Here is what needs to happen: Step 1. Revoke all broadcast licenses from Sinclair Group.
The Obama administration learned, once upon a time, to be very, very careful about saying certain things. The actual point was that ABC, a beneficiary of the free broadcast license, was supposed to avoid outcomes like it got tangled up in with a revisionist TV movie about 9/11, but apparently everyone who had a chance to make the obvious point about a presidential administration referring to that broadcast license in in virtually any disapproving context failed to prevent an utterance that, while technically was not incorrect, really riled many people's sensibilities.

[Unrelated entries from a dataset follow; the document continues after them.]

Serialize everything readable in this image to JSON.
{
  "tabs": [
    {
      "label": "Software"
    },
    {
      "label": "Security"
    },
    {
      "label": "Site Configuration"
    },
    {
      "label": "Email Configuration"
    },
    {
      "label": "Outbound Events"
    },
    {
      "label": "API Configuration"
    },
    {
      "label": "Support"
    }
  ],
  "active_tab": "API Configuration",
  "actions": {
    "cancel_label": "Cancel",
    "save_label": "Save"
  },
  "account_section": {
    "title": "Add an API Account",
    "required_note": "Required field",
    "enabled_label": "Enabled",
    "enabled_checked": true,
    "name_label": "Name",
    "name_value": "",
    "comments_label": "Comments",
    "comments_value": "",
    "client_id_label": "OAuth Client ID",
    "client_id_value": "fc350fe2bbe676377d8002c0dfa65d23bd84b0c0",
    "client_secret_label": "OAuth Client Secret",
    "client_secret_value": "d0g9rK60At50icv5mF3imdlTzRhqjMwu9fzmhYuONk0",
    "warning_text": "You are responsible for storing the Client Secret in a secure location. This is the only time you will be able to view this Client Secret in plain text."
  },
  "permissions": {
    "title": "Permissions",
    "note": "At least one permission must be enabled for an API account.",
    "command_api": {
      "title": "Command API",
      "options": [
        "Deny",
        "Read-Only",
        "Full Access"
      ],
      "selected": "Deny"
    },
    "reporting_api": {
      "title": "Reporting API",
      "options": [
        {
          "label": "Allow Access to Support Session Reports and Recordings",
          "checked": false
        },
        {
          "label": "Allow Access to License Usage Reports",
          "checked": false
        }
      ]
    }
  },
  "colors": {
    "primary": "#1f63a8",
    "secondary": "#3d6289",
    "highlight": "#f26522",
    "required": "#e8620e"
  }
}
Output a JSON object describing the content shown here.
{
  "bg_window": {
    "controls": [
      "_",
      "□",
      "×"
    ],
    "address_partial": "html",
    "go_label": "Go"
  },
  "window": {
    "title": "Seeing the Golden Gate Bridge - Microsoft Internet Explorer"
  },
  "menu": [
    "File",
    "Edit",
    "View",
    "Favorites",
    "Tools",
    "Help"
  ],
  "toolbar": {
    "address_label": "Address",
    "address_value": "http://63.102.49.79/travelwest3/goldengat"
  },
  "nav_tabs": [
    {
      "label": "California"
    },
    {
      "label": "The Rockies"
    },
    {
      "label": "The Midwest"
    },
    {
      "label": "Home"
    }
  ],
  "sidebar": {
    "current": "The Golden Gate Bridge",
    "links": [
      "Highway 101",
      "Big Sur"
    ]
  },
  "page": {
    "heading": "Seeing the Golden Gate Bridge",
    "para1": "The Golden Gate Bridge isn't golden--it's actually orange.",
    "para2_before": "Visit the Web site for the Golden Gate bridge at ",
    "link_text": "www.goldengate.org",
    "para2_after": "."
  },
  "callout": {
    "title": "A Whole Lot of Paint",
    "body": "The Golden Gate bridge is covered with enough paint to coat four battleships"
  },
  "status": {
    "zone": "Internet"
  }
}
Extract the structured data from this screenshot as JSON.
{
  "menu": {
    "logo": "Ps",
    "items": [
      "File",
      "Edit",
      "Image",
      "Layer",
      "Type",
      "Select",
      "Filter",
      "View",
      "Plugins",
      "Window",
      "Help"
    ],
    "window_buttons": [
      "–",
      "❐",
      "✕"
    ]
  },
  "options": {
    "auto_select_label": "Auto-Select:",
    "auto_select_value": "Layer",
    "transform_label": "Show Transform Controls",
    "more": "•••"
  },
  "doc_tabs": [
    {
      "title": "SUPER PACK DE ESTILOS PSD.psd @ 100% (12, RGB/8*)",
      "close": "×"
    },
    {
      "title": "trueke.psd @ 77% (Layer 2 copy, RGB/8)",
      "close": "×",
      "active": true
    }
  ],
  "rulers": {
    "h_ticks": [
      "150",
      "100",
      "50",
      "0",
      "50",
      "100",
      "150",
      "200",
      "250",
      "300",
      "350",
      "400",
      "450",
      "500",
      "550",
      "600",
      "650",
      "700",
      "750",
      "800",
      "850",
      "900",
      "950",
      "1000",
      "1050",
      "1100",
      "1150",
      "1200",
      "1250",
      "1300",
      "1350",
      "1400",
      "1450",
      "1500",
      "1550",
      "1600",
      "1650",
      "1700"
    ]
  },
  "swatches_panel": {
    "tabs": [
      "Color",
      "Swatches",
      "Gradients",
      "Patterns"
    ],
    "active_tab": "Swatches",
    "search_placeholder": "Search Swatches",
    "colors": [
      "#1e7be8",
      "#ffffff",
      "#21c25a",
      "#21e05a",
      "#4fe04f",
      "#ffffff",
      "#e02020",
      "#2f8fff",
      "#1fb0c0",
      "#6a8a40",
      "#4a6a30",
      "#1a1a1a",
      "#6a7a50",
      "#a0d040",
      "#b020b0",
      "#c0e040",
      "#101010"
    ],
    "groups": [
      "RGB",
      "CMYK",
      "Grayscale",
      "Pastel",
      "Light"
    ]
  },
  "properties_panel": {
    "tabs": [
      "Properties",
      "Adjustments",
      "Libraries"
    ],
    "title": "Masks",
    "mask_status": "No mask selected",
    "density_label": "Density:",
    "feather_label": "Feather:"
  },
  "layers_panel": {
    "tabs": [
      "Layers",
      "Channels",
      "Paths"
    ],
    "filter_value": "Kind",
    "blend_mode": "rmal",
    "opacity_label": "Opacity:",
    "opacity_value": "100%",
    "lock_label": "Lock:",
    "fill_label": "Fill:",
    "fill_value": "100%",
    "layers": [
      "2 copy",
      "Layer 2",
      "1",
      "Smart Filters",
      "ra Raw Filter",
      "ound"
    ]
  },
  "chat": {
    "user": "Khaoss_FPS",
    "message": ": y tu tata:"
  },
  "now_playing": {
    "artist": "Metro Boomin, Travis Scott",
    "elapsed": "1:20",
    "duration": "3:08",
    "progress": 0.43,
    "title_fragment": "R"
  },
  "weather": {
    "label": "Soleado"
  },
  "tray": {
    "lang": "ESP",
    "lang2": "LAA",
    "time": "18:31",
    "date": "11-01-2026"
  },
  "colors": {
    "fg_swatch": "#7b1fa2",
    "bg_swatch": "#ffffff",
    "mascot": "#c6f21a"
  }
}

The American news industry is, above all else, an industry. It is a capitalist endeavor that will protect even FOX News' make-believe as long as possible according to a mythical sacred cow of free press. To wit, if the former male escort recruited to softball the Bush administration and campaign against Democrats in the White House Press Room had been a credentialed FOX News employee instead of a rush job credential for a genuine fake news agency, other reporters would have stood up for him instead of disdained how he mocked their profession; that is, the problem wasn't the politiciking, but the denigration of credentialing in handing out this particular pass.
And we were told. Really, Rob Corddry made the joke in 2004, and the one and only Jim Lehrer affirmed in 2007, actual truth is not a reporter's job. And why? Well, now we have "reporters" who toddle over to an important person, who tells them something, and then they toddle off to find another important person, who disagrees and tells them something else, and the point of what is actually true turns out to be someone else's job. That is, the reporter tells you, "This person said this," and, "That person said that." But what is actually accurate? Investigative reporting is investigative reporting, but in between are questions of depth, and a cottage industry of "fact checkers" who are nonetheless given to political priorities.
There will come a point when it becomes clear, for instance, that "both sides", are not the same, but I also think that discussion inevitably finds itself beyond the pale, or, at least, in the dangerous territory of setting a standard that should not be directly tested.
To wit, people won't necessarily notice when nobody burns down every last Sinclair newsroom. And, really, it should not come to pass that when a particular public figure dies of heart disease or whatever eventually kills him, anyone should make the point that at least he was allowed to die on living terms instead of being gunned down in the street as an act of vendetta. That is, some things ought remain unsaid.
Too bad that menacing "cancel culture" we hear about isn't really in effect; then the market would just boycott and shun known Sinclair alumni for the sakes of journalistic integrity and general public decency. But the news industry is, above all else, an industry. Ratings, and their translation to dollars, are the only known principle, and only common language, of the news industry.